Elle a un jour vendu son âme au diable de son plein gré, elle a signé le pacte de son sang. Mais à l'inverse de Faust, elle a décidé de ne pas rester griller en enfer.

Elle a puisé à la source primordiale un feu alchimique, et son sang sur le papier s'est enflammé. Le pacte réduit en cendres, elle a secoué ses plumes et s'est relevée.

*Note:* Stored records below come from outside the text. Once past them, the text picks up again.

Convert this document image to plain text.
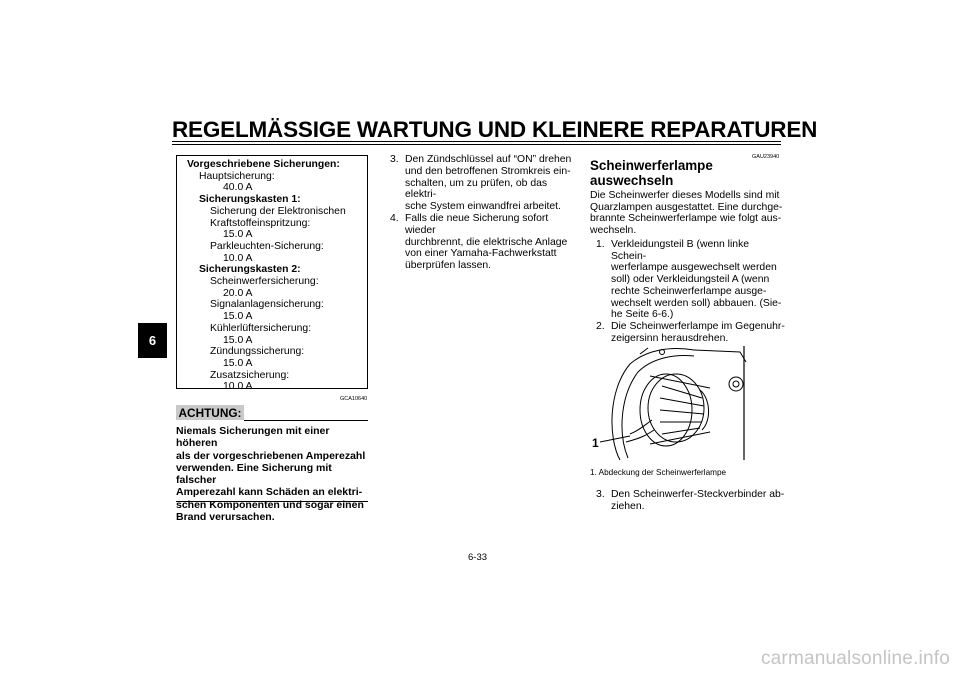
REGELMÄSSIGE WARTUNG UND KLEINERE REPARATUREN
6
Vorgeschriebene Sicherungen:
Hauptsicherung:
40.0 A
Sicherungskasten 1:
Sicherung der Elektronischen
Kraftstoffeinspritzung:
15.0 A
Parkleuchten-Sicherung:
10.0 A
Sicherungskasten 2:
Scheinwerfersicherung:
20.0 A
Signalanlagensicherung:
15.0 A
Kühlerlüftersicherung:
15.0 A
Zündungssicherung:
15.0 A
Zusatzsicherung:
10.0 A
GCA10640
ACHTUNG:
Niemals Sicherungen mit einer höheren
als der vorgeschriebenen Amperezahl
verwenden. Eine Sicherung mit falscher
Amperezahl kann Schäden an elektri-
schen Komponenten und sogar einen
Brand verursachen.
3. Den Zündschlüssel auf “ON” drehen
und den betroffenen Stromkreis ein-
schalten, um zu prüfen, ob das elektri-
sche System einwandfrei arbeitet.
4. Falls die neue Sicherung sofort wieder
durchbrennt, die elektrische Anlage
von einer Yamaha-Fachwerkstatt
überprüfen lassen.
GAU23940
Scheinwerferlampe
auswechseln
Die Scheinwerfer dieses Modells sind mit
Quarzlampen ausgestattet. Eine durchge-
brannte Scheinwerferlampe wie folgt aus-
wechseln.
1. Verkleidungsteil B (wenn linke Schein-
werferlampe ausgewechselt werden
soll) oder Verkleidungsteil A (wenn
rechte Scheinwerferlampe ausge-
wechselt werden soll) abbauen. (Sie-
he Seite 6-6.)
2. Die Scheinwerferlampe im Gegenuhr-
zeigersinn herausdrehen.
1
1. Abdeckung der Scheinwerferlampe
3. Den Scheinwerfer-Steckverbinder ab-
ziehen.
6-33
carmanualsonline.info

Le diable lui a donné la vision.

Elle voit désormais tout d'une limpide clairvoyance :
C'était une parodie de mariage, Gérard divisait pour mieux régner seul.
C'était une parodie de génie, les vers en prose étaient hermétiques à tous hormis Gérard.
C'était une parodie de connaissance, Gérard était un habile plagiaire.
C'était une parodie de santé, Gérard était un malade mental.
C'était une parodie de séduction, Gérard était un manipulateur.
C'était une parodie de générosité, Gérard ramenait tout à lui.
C'était une parodie d'amour, l'amour est éternel et indestructible.

L'amour procure la lumière, et la lumière tue les diables.